The cleanest fix is Bt, a natural spray that only harms caterpillars and is safe for bees and people. Spray the leaves every 7 to 10 days once you see the white moths, and hit the leaf undersides where the worms feed. A row cover over young plants keeps the moths from ever laying eggs.
- Cabbage worms are the main pest; watch for small white moths.
- Spray Bt every 7 to 10 days, including the leaf undersides.
- A row cover on young plants blocks the moths from laying eggs.
Cut the center head, then keep picking
Harvest the main head while the buds are still tight and green. Once those buds swell and start to show yellow, the head is opening into flowers and the quality drops fast. Cut the center head with about 6 inches of stem, on a cool morning.
Do not pull the plant. After you cut the center head, most broccoli sends up smaller side shoots from the leaf joints, and those keep coming for another 3 weeks or so. They are small, but a steady stream of them adds up to real food from one plant.
- Cut the main head while the buds are tight and green.
- Harvest before the buds yellow and open into flowers.
- Leave the plant in; side shoots keep coming for about 3 weeks.

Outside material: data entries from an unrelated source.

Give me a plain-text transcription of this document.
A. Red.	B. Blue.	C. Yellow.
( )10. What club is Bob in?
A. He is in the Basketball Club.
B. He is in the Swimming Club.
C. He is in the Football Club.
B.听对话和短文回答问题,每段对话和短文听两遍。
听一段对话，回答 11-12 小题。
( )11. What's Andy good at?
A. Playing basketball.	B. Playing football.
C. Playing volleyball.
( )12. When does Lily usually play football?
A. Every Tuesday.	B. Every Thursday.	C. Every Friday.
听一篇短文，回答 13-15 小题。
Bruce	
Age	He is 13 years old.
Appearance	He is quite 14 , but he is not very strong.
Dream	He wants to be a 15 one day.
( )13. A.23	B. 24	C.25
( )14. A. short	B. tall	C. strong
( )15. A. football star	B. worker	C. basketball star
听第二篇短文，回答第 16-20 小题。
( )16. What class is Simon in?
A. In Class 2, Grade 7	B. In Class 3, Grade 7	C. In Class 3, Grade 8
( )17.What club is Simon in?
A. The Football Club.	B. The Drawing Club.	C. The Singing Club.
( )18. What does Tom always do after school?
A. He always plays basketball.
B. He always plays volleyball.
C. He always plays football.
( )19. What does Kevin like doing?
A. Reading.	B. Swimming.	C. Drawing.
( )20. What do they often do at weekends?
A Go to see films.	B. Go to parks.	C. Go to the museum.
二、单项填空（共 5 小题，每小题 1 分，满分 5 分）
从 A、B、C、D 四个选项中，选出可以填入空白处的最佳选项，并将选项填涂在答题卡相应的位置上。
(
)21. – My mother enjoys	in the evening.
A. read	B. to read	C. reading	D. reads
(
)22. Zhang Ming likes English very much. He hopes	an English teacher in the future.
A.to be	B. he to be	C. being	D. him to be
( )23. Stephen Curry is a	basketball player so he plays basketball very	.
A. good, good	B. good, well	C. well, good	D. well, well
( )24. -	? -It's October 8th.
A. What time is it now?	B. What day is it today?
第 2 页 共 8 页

Questions, answered straight
In the cool ends of the year, spring and fall, because broccoli heads up best at 60 to 70 degrees Fahrenheit and bolts in summer heat. Fall is the easier crop. Count back about 60 days from your first fall frost to set out transplants.
About 60 days to a head from a transplant, or about 70 days from seed. After you cut the main head, side shoots keep producing for roughly another 3 weeks.
Almost always cabbage worms, the green caterpillars from small white moths. Spray Bt every 7 to 10 days, hitting the leaf undersides, or cover young plants with a row cover so the moths cannot lay eggs.
The main head does not regrow, but the plant does. After you cut the center head, most broccoli pushes out smaller side shoots from the leaf joints for about 3 more weeks, so leave the plant in the ground and keep picking.